Another anecdote comes from Ugenya. Legend has it that the Ugenya paramount chief Muganda Okwako heard about the murder of marital interloper in a nearby chiefdom’s domain. Muganda castigated the neigbouring chief by touring the houses of his huts in dead of the night and counting the number of his huts that were occupied with his wives in varied stages and forms of nightfall. Finally, Muganda told the neighbouring chief, “That is the essence of polygamy and being a big and an important man in a Luo community. It comes with the territory that such juvenile words like infidelity you must delete from your vocabulary. All those children are yours”

From the above it therefore follows that there is enough recourse to avoid the expensive and sometimes cantankerous battles if Luos could just put a case forward that for Luos DNA does not determine paternity. Paternity of a luo child is not a biological accident but a communal term to be determined using Luo determinants.

This recourse will not only protect the woman of the house but it will speed up closet marriages to be regularised.

COUNTY WELFARE STATE

Culture like all laws require a strong law enforcement. With a dying communal belonging it appears that the sooner these customs and referenced to be law executed and supervised the better for all of us. Which brings me to the heart of the matter. One of the greatest benefits that should have been derived from the new constitution and county governance is the localisation of our laws to tap and retain relevant and useful ethical and humane customs. Just like African independence speeded up negritude, county governments need to stem useful local customs and standardise them.

The use of DNA discriminant will only harm in herding up children who are already in shock to be tested. I grew up in a communal lifestyle where sitting by magenga bonfire to listen to anecdotes of listening to storytelling at siwindhe and simba had no biological boundaries. I am now living a fully functioning welfare state. I see no competition. The only problem is replacing one functioning one with nothing or one that is hardly set to function. Suddenly at magenga bonfire we may end up telling other children not to bask in the warmth or not to hear the folklore because they do not culturally belong.

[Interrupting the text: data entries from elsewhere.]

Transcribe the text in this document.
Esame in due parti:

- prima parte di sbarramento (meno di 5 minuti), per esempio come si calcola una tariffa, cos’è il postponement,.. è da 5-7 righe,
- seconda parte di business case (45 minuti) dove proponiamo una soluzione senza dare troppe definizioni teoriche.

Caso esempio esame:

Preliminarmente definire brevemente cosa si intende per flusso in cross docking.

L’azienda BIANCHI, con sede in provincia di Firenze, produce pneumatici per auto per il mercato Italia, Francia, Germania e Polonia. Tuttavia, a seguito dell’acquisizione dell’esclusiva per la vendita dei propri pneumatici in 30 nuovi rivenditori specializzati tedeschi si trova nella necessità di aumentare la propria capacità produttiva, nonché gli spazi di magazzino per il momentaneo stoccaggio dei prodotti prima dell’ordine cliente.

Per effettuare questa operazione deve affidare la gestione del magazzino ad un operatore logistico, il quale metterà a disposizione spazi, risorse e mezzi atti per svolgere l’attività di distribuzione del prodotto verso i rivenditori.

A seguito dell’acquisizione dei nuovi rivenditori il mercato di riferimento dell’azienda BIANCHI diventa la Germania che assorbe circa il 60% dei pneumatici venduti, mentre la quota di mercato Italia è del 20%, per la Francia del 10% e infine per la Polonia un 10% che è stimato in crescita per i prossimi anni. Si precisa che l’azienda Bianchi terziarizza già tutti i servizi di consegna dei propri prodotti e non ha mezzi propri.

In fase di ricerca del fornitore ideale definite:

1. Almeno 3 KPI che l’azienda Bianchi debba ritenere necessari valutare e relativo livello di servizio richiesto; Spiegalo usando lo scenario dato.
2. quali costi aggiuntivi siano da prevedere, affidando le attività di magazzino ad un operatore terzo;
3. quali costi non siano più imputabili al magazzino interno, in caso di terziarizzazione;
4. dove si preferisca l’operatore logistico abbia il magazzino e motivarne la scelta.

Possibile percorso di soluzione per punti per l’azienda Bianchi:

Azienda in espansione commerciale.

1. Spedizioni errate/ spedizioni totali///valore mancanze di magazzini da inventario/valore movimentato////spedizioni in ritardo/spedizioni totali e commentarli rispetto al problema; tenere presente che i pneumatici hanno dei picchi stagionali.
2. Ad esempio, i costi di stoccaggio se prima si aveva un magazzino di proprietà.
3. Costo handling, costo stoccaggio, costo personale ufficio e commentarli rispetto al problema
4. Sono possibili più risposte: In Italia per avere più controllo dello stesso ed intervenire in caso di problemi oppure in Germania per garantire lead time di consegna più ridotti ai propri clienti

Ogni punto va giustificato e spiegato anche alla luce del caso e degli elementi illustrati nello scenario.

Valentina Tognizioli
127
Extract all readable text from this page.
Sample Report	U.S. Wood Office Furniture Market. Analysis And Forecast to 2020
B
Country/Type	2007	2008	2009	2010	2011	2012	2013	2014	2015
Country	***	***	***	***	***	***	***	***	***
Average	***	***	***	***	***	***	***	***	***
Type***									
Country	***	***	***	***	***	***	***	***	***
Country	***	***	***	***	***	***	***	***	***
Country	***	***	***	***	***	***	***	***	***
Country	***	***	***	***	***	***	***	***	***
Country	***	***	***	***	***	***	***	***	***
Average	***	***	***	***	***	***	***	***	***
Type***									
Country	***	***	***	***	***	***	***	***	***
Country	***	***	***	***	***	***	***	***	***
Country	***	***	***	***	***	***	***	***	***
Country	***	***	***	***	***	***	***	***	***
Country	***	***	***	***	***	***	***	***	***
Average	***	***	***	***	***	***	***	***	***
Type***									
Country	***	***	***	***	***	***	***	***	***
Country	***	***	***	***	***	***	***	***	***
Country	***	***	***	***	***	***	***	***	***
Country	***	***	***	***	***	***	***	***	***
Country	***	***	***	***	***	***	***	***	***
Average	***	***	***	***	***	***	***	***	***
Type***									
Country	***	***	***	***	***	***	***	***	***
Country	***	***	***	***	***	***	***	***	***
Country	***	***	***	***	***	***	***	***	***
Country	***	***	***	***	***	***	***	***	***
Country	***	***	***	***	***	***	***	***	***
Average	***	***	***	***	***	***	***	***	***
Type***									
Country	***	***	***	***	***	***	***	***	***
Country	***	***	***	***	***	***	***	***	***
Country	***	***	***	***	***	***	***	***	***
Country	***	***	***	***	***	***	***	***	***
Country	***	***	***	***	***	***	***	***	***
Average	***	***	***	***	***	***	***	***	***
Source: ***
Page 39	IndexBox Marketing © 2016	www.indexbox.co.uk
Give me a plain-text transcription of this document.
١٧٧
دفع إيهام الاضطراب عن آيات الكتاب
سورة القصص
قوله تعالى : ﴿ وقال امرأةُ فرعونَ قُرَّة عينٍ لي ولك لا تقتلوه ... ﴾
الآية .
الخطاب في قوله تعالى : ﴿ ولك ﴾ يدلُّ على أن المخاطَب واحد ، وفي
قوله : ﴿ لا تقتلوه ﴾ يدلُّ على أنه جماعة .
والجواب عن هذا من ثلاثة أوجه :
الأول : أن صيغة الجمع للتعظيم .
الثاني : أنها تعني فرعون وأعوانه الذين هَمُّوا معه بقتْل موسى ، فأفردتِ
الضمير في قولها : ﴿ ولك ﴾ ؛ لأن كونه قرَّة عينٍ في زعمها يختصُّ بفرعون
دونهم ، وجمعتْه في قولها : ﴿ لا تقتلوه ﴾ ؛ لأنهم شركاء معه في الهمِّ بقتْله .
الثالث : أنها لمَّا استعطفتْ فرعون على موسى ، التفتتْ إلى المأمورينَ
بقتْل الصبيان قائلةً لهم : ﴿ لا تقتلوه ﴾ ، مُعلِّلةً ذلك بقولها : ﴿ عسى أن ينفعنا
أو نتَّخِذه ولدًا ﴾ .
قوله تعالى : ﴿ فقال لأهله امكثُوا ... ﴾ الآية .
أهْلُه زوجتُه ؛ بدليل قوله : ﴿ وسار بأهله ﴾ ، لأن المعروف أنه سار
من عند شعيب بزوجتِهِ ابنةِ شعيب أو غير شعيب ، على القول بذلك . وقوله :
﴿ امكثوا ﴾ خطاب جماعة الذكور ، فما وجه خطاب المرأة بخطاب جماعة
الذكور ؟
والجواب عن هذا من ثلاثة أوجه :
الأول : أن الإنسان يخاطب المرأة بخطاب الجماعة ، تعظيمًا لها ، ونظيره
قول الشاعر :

And this is exactly why County governments must be involved. We are still in transition from traditional welfare community to a welfare state like in Western Europe if that is where we are going to against Tom Mboya’s African socialism. Biological paternity which I am opposed to is leaving so many children without recourse to any support because the state welfare system is not ready.

This welfare state will take years to fully come into operation, if you take into account that even Child Support Agencies in most western countries in Europe is still struggling. In the meantime, local counties are well advised to patch up traditional customs rather jump to irrelevant mechanics like DNA paternity discriminant.